The Circannual Clock has a knock-on effect on our Circadian Rhythm, which when there's a misalignment in our behaviour, can cause us to feel a little off-kilter. In the summer days, the long sunny days naturally make us feel happy and über productive. This is when the Habituation Effect can establish itself. We very quickly fall into a routine and subsequently have an expectation of good mood and active behaviour. But in the winter months, especially in northern latitudes where the daylight hours are especially short. This causes a rapid shift in sunlight-induced happiness and a drop in productivity levels. Our sleep needs change as the seasons' change. About 20% of us notice low-level winter blues which can that affect your sleep quality needs, including lower levels of energy. We end up needing between 1.75 - 2.5 extra hours of sleep each night. So, we need to think of the winter months as a hibernating, restorative period in your annual cycle.

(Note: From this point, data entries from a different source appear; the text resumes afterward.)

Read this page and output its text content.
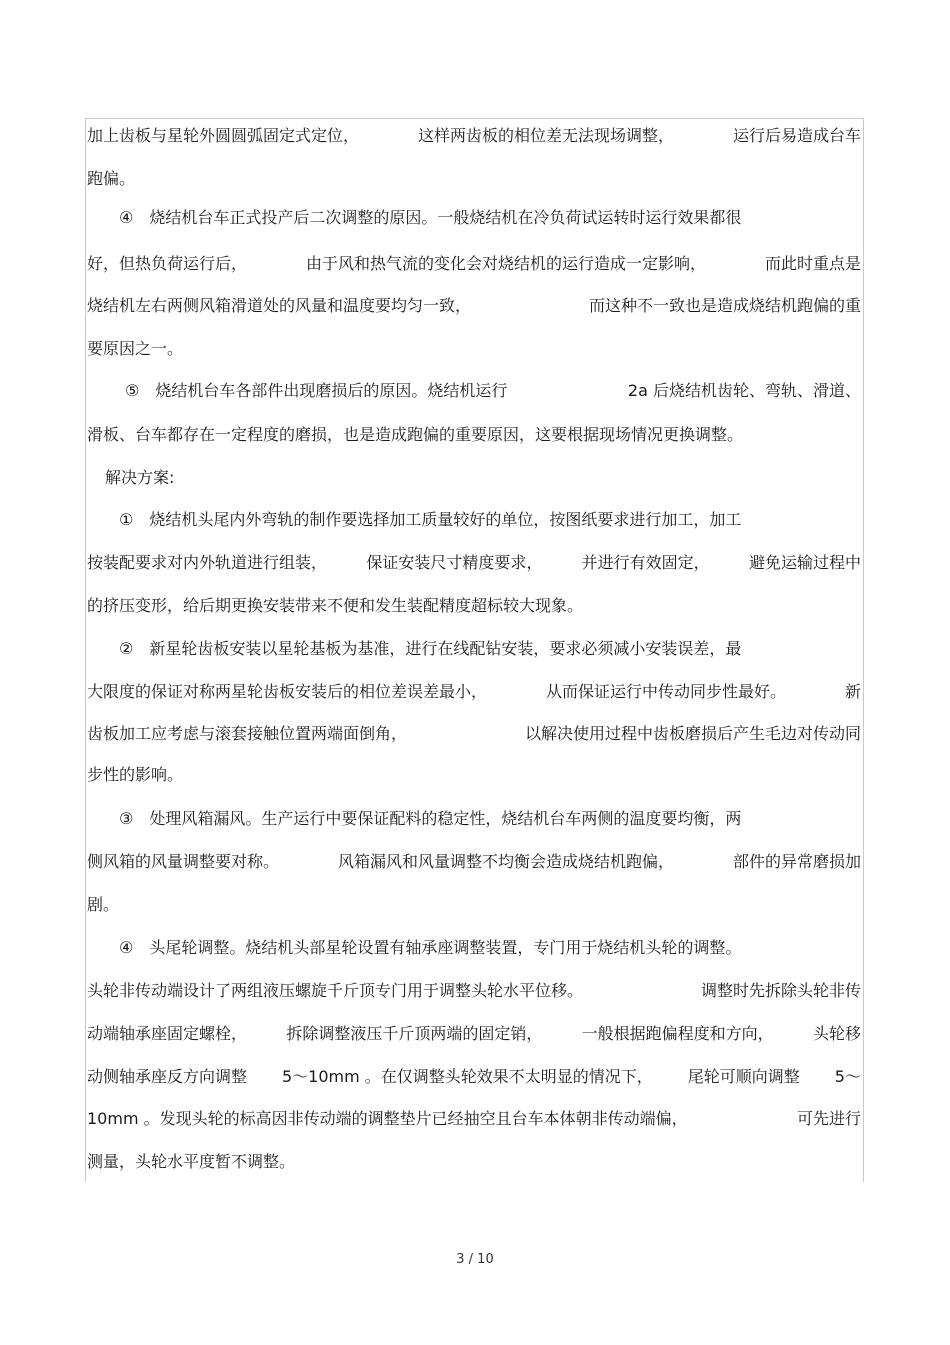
加上齿板与星轮外圆圆弧固定式定位，	这样两齿板的相位差无法现场调整，	运行后易造成台车
跑偏。
④　烧结机台车正式投产后二次调整的原因。一般烧结机在冷负荷试运转时运行效果都很
好，但热负荷运行后，	由于风和热气流的变化会对烧结机的运行造成一定影响，	而此时重点是
烧结机左右两侧风箱滑道处的风量和温度要均匀一致，	而这种不一致也是造成烧结机跑偏的重
要原因之一。
⑤　烧结机台车各部件出现磨损后的原因。烧结机运行	2a 后烧结机齿轮、弯轨、滑道、
滑板、台车都存在一定程度的磨损，也是造成跑偏的重要原因，这要根据现场情况更换调整。
解决方案:
①　烧结机头尾内外弯轨的制作要选择加工质量较好的单位，按图纸要求进行加工，加工
按装配要求对内外轨道进行组装， 保证安装尺寸精度要求， 并进行有效固定， 避免运输过程中
的挤压变形，给后期更换安装带来不便和发生装配精度超标较大现象。
②　新星轮齿板安装以星轮基板为基准，进行在线配钻安装，要求必须减小安装误差，最
大限度的保证对称两星轮齿板安装后的相位差误差最小，	从而保证运行中传动同步性最好。	新
齿板加工应考虑与滚套接触位置两端面倒角，	以解决使用过程中齿板磨损后产生毛边对传动同
步性的影响。
③　处理风箱漏风。生产运行中要保证配料的稳定性，烧结机台车两侧的温度要均衡，两
侧风箱的风量调整要对称。	风箱漏风和风量调整不均衡会造成烧结机跑偏，	部件的异常磨损加
剧。
④　头尾轮调整。烧结机头部星轮设置有轴承座调整装置，专门用于烧结机头轮的调整。
头轮非传动端设计了两组液压螺旋千斤顶专门用于调整头轮水平位移。	调整时先拆除头轮非传
动端轴承座固定螺栓， 拆除调整液压千斤顶两端的固定销， 一般根据跑偏程度和方向， 头轮移
动侧轴承座反方向调整 5～10mm 。在仅调整头轮效果不太明显的情况下， 尾轮可顺向调整 5～
10mm 。发现头轮的标高因非传动端的调整垫片已经抽空且台车本体朝非传动端偏，	可先进行
测量，头轮水平度暂不调整。
3 / 10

We do however have a tendency to oversleep in this time - which not healthy for us either. Luckily, we have some amazing technology available to help shape our behaviour and provide us with the happiness boost we need. Make use of the so-called SAD lamps which mimic the sunlight in the morning to help you bounce up in the morning when is still dark outside. In the same vein, nature antidote to the blues comes in in red! Looking at the research behind colour therapy, I believe that the warm colours of the autumn leaves and colourful sunsets are nature’s way of combatting the depression induced by the decrease in daylight hours. When we see the shades of red, it sparks off electrical impulses in the brain and magnetic currents cascade throughout our body that are prime activators of the biochemical and hormonal processes in the human body - that either stimulate or calm the body’s processes to maintain balance . The warm colours, such as reds, oranges, and yellows, are activating by increasing blood flow and stimulating the release of dopamine and serotonin, which are the ‘happy’ hormones. So, looking at the red leaves in autumn gives as just the mood boost we need to get through the dark days.
Here are a few tips I've pulled together to help you to mindfully adjust to the season change:
1. Reframe productivity expectation. Mindful philosophy stipulates that our distress is caused by a disparity between our expectations and reality. In the winter months, recognise the law of impermanence - that seasons change and so must we - adjust your productivity level expectation and see this time as an opportunity to rest and restore so that you are better prepared to be more productive in the summer months.
2. Practice self-care. Take time and invest in what restores and nourishes you. For example, take more restorative classes, read books that feed your mental and spiritual growth, and connect more with your loved ones.
3. Try the Autumn Colourscape Meditation. When you step outside, take a moment to look up at the sky and around the trees. Take in the colour, shades and tones of the tree leaves; appreciate the beauty of nature and how it is looking out for you. Focus your attention on a magnificent tree that is rich in reds, oranges, and yellows. Follow the rhythm and flow of your breathing as you allow the autumn colours to impact your mind and body wash over you. Turn the corners of your mouth slightly up as if you are about to smile. Notice the subtle sensation of your heart filling with joy as corners of your mouth tug on your heartstrings.
Try this for 20 min at the same time daily to begin to feel the benefits.